NEW YORK: Oil prices hovered near six-month highs on Wednesday after data showed US crude stockpiles surged to their highest levels since October 2017, countering fears of tight supply resulting from OPEC output cuts and US sanctions on Venezuela and Iran.
Brent crude futures rose six cents to settle at US$74.57 a barrel. The international benchmark reached US$74.73 a barrel on Tuesday and Wednesday, highest since Nov 1.US West Texas Intermediate crude futures were under more pressure from the build in domestic stocks, and ended 41 cents lower at US$65.89 a barrel. On Tuesday, WTI hit US$66.60, the highest since Oct 31, report agencies.
US crude inventories rose 5.5 million barrels last week, the Energy Information Administration said, far more than analysts' forecast of an increase of 1.3 million barrels.
Crude output in the United States, which turned into the world's top producer last year, last week edged back to its record high at 12.2 million barrels per day while net imports jumped 900,000 bpd, EIA data showed.

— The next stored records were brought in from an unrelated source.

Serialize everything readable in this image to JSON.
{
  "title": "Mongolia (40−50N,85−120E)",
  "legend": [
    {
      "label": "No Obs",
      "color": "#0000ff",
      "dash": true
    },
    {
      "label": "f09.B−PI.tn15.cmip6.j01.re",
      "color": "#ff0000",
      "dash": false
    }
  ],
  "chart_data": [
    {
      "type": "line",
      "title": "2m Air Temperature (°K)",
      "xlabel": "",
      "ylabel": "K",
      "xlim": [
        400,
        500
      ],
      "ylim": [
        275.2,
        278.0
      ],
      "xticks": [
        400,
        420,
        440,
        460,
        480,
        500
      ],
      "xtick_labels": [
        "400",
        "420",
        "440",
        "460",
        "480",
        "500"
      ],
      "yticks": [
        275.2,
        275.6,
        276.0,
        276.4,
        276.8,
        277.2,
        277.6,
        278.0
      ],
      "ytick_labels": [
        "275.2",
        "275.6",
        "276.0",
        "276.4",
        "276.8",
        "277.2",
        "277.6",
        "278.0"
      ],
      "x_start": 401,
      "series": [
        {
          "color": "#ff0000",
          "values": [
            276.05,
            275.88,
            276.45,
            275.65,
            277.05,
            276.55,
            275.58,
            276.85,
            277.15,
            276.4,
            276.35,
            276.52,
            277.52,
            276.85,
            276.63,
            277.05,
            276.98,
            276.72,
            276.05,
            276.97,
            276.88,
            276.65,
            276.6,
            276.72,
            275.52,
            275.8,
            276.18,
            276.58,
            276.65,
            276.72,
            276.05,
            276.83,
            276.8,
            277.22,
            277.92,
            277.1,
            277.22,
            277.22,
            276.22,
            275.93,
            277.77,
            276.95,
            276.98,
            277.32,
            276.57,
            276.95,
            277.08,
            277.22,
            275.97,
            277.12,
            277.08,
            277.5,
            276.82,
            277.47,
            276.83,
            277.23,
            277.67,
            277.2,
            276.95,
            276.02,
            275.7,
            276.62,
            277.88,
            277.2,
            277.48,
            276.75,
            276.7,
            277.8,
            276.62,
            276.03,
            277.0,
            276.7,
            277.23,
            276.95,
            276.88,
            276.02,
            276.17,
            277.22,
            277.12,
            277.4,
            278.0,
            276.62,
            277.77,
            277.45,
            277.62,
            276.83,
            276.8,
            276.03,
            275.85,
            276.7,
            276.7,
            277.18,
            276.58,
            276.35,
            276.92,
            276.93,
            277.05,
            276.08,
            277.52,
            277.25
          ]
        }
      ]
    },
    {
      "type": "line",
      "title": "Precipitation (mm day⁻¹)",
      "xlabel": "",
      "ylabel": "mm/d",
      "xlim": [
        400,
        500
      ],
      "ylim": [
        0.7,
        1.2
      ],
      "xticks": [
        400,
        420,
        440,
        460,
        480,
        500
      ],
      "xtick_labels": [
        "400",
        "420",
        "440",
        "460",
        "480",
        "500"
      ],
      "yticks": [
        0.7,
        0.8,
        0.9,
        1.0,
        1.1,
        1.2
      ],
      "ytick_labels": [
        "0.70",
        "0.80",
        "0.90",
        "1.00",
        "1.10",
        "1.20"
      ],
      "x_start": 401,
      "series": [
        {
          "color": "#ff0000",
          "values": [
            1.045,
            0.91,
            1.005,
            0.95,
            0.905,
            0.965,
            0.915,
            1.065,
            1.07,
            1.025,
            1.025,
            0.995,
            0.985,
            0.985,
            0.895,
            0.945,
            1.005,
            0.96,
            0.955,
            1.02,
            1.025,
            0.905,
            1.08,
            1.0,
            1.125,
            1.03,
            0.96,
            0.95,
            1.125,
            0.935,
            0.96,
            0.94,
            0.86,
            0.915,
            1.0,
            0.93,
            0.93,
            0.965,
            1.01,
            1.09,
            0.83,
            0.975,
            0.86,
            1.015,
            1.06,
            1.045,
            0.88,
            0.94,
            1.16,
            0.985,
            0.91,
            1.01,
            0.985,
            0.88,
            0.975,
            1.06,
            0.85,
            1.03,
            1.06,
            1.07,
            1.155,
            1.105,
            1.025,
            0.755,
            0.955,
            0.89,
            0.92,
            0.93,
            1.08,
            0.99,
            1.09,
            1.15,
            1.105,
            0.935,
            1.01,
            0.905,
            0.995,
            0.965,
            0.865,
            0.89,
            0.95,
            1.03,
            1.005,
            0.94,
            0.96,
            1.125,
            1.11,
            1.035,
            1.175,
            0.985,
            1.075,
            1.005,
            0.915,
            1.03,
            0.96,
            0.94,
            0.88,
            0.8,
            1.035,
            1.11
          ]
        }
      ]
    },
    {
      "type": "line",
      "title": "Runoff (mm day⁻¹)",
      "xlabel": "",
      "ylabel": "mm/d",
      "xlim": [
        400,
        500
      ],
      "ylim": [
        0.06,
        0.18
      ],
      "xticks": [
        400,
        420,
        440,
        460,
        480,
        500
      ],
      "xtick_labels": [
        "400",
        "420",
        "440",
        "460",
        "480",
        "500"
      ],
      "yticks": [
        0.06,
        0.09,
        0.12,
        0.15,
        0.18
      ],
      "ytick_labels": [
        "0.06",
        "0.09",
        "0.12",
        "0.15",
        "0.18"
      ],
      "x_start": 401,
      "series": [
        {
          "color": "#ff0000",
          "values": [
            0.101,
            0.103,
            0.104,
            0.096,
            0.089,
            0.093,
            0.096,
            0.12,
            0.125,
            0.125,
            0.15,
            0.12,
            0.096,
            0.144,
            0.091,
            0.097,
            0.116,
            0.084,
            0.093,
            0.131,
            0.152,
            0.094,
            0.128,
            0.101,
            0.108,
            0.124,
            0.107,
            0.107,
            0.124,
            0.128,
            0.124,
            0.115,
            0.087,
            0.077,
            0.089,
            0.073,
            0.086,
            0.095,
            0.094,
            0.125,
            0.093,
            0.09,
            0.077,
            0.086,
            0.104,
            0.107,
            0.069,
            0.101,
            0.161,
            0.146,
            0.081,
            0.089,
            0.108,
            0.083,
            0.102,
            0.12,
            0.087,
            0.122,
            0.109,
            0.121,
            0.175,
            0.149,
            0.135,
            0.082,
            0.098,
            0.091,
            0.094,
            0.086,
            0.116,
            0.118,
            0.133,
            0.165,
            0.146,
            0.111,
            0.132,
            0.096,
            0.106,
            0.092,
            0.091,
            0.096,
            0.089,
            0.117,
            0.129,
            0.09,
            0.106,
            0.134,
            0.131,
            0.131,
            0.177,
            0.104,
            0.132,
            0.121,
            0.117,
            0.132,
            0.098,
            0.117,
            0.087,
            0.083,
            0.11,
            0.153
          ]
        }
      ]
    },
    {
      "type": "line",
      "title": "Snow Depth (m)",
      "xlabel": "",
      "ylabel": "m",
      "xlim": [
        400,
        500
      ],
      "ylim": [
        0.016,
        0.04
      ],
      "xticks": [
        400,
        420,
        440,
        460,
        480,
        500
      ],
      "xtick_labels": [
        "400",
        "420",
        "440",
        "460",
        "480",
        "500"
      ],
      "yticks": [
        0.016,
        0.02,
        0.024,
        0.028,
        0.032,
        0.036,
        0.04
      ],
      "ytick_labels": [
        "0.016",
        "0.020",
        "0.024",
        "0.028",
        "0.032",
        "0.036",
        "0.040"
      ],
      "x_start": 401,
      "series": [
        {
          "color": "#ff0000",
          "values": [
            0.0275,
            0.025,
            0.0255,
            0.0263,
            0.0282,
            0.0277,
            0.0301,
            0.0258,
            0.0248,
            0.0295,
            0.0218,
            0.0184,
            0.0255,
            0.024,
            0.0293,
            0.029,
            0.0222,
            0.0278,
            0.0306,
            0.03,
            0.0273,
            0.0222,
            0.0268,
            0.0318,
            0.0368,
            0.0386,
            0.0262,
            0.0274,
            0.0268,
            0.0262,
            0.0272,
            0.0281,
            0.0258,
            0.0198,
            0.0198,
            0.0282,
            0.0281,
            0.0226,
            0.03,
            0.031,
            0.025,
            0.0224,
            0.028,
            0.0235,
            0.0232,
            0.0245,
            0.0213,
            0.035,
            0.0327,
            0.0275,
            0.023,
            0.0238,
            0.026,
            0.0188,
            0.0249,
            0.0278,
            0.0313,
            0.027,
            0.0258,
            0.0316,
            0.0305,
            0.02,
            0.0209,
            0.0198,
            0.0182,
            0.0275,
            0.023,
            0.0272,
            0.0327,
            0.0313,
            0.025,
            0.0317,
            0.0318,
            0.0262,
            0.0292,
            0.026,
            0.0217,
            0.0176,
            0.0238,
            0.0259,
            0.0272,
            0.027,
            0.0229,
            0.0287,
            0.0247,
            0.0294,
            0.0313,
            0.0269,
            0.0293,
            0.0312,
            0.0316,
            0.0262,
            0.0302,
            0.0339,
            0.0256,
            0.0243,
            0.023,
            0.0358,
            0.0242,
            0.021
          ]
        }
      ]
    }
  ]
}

However, refinery utilisation rates rose to 90.1 per cent of total capacity, their highest since early February.
The build in crude stockpiles was "bearish, especially developing in spite of a larger-than-expected jump in US refinery runs of almost 2.5 per cent of capacity," Jim Ritterbusch, president of Ritterbusch and Associates, said in a note.
Crude futures and prices for spot delivery rallied after the United States said on Monday it would end all exemptions for sanctions against Iran, demanding countries halt oil imports from Tehran from May or face punitive action. The move raised worries about tighter global oil supplies.The United States must be prepared for consequences if it tries to stop Iran from selling oil and using the Strait of Hormuz, Iran's foreign minister, Mohammad Javad Zarif, warned on Wednesday.
China, Iran's biggest oil customer, has formally complained about the move.
The spot price surge put the Brent forward curve into steep backwardation, in which prices for later delivery are cheaper than for prompt dispatch.
The United States has said it saw Saudi Arabia as a partner to balance oil markets.